Dos personas que apenas nos conocemos (Shaun Robert y Ferran Destemple), que solo hemos tenido contacto a través de los medios digitales, que hablamos dos idiomas distintos, que tenemos diferentes sensibilidades, hemos renunciado a una parte de nosotros mismos para buscar un punto intermedio, un lugar de conexión donde poder coincidir, donde poder trabajar juntos. Esto no siempre sucede. A veces no es posible, a veces las personalidades no se buscan sino que se distancian.
Para mí ha sido un placer poder aprender de Shaun, intentar estar en su piel, ver y sentir las cosas desde su punto de vista.
Estamos, en la actualidad, enfermos de identidad. Creemos que nuestra subjetividad es algo único, algo deslumbrante. Deberíamos ser más humildes y pensar que ya todo ha estado alguna vez escrito, que ya todo ha estado alguna vez pensado, que no tenemos tanto que aportar.
Quizá, desde cierta renuncia a uno mismo, a nuestra subjetividad, quizá desde ese lugar podamos vislumbrar otras rutas, otros lugares. Intentar comprender otras sensibilidades, intentar ser otro, puede ser un camino.
Un camino que margine nuestro afán por destacar a toda costa, por imponer nuestra identidad.
AfterWords
Este trabajo realizado a cuatro manos, se compone de una docena de imágenes en blanco y negro, de tamaño postal, que fueron creadas para poder ser enviadas por correo.

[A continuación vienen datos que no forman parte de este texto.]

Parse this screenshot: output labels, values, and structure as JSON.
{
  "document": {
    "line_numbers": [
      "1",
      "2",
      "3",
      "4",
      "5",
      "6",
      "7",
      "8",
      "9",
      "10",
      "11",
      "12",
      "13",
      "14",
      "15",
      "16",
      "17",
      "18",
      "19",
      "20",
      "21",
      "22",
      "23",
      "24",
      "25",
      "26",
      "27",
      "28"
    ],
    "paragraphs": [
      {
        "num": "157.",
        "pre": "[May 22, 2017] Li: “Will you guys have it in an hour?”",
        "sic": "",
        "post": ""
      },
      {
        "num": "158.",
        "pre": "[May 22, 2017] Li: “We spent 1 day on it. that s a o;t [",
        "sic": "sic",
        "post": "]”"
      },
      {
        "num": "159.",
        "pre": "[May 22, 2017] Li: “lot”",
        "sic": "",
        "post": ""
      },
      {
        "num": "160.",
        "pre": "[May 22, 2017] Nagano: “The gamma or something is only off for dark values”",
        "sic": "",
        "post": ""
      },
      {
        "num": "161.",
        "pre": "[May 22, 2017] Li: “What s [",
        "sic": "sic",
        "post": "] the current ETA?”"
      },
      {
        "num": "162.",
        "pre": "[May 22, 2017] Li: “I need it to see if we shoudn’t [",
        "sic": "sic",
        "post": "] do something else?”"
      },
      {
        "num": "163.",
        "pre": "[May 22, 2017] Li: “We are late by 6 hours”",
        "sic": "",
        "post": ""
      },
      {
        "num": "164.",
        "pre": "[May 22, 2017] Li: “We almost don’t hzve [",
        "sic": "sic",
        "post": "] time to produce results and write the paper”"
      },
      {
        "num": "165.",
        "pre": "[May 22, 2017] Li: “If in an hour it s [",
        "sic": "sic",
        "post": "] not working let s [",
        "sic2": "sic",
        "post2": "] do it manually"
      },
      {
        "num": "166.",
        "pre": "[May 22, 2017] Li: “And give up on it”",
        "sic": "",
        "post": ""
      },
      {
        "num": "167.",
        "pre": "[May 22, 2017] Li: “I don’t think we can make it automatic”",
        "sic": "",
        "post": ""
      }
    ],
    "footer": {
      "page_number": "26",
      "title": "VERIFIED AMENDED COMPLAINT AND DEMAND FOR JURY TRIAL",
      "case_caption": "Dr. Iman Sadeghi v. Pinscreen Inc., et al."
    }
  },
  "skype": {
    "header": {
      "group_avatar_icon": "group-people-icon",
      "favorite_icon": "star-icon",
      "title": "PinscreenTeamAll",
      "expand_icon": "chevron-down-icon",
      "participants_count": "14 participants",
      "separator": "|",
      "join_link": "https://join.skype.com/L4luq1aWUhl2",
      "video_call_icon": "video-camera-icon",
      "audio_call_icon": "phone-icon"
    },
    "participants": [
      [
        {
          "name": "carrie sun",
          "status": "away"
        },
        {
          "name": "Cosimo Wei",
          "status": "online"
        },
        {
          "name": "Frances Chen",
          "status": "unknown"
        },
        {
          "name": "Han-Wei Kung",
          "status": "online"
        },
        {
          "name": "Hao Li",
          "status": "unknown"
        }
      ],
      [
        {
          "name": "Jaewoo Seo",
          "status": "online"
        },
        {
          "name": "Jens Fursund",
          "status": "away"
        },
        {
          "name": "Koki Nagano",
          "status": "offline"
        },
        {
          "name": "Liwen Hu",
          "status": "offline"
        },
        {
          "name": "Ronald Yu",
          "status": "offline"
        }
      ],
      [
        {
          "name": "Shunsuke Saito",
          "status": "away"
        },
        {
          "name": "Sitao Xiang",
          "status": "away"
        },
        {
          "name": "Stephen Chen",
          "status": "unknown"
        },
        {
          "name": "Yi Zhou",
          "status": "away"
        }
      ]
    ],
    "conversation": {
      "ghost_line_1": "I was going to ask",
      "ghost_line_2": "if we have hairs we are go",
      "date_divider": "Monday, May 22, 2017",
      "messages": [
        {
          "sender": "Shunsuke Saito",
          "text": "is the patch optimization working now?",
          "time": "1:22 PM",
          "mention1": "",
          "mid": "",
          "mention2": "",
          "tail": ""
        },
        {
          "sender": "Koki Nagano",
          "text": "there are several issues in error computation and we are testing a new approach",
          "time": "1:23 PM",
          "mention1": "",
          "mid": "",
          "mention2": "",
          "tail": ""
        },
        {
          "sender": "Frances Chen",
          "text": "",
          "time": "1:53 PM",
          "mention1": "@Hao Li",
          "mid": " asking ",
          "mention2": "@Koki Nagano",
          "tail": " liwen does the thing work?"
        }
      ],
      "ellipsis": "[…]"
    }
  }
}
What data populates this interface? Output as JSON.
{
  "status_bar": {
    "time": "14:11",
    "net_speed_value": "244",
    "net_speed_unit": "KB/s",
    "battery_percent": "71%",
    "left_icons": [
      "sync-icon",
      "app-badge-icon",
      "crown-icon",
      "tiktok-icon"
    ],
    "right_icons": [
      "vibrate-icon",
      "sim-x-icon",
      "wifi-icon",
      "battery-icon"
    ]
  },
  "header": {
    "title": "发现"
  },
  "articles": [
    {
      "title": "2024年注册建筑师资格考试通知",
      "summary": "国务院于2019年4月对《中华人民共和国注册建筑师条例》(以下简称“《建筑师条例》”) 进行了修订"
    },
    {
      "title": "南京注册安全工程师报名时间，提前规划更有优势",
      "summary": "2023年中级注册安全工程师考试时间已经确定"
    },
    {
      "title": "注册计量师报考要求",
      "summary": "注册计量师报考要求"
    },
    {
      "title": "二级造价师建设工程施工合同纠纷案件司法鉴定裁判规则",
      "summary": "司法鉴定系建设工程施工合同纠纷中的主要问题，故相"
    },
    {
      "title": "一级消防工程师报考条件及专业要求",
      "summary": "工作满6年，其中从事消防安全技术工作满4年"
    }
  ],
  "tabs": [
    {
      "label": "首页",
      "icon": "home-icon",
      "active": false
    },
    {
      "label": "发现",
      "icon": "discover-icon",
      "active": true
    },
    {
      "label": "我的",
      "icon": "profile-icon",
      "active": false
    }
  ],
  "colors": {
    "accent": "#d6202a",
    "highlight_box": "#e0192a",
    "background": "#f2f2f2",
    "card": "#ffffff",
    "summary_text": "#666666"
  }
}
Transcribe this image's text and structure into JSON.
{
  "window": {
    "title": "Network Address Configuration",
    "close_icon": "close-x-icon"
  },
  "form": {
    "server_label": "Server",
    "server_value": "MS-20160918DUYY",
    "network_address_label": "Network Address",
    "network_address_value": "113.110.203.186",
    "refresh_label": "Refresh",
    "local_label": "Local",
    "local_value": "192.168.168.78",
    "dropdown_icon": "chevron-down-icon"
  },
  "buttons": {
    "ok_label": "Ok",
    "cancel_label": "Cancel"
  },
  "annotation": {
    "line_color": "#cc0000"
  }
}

Hay un pequeño video de presentación (mostrado al inicio del artículo) y dos piezas sonoras, dos versiones que no tienen un original al que parecerse, sino que se retroalimentan.
Un texto influye en el otro, pero no a través del significado, sino a través de pequeños estímulos, de pequeñas señales que nos guían, que nos marcan el camino. Creo que ninguno de nosotros entendió completamente al otro, pero ahí radica la posibilidad de escape, los puntos de fuga que pudimos encontrar. A partir de pequeñas hendiduras, pequeños resquicios pudimos cada uno, a su manera, construir la imagen del otro, desdoblarnos.
Poco más que añadir, simplemente que, aunque no es un trabajo de fácil escucha, le deis una oportunidad e intentéis adentraros en unas piezas que no son ni del todo de Shaun, ni del todo mías.

Los artistas:

Ferran Destemple
Soy filólogo de formación, pero siempre he rebuscado en lo visual y en lo sonoro aquello que el texto no me llega a ofrecer. Para mí no hay jerarquía entre estos elementos, se mezclan, se arañan o se fusionan mejor o peor dependiendo del soporte. El soporte determina el contenido y el contenido busca el soporte adecuado.
Destripar los interiores del texto, del sonido y de las imágenes y volverlos a montar, como si de un monstruo de Frankenstein se tratara, es un divertimento al que no pienso renunciar.
Me considero un amateur y eso me libera de angustias y obligaciones y me permite fracasar y equivocarme más y mejor.
Si os pica la curiosidad podéis visitar la web de “AutismosAutomáticos” que coordino al alimón con Pepa Busqué.

Shaun Robert
Shaun Robert (1966), ha estado trabajando con el sonido desde muy joven, y lo ha hecho de una forma natural, como si de un juego infantil se tratara. Empezó, como muchos, con una grabadora de cinta doméstica, utilizando las grabaciones de campo, el voyeurismo de audio, la palabra y el canto, todo ello con un estilo hauntológico. Incluyó también los sonidos de la radio analógica y la manipulación de las cintas magnéticas, la diafonía y los bucles.
Una mezcla de formas en una ola en expansión, un capricho que empuja y golpea, una composición tratada en la realidad, una verdad de confesión íntima y un micrófono intruso, la tensión de sonidos disparados para imitar imágenes de la vida.
La obra bajo el apodo de Shaun Robert está habitada por instrumentos convencionales que incluyen guitarra, batería, bajo, violín, varios teclados, melódica, trompeta, acordeón, mandolina, armónica, y varios juguetes; los objetos son tratados como instrumentos y viceversa.
En 1995 hizo su primer, una pieza llamada «Black Swing», en una pequeña habitación y con un equipo limitado y desde entonces no cesado en sus investigaciones, tanto a modo individual, como con su sello “Institute For Alien Research”.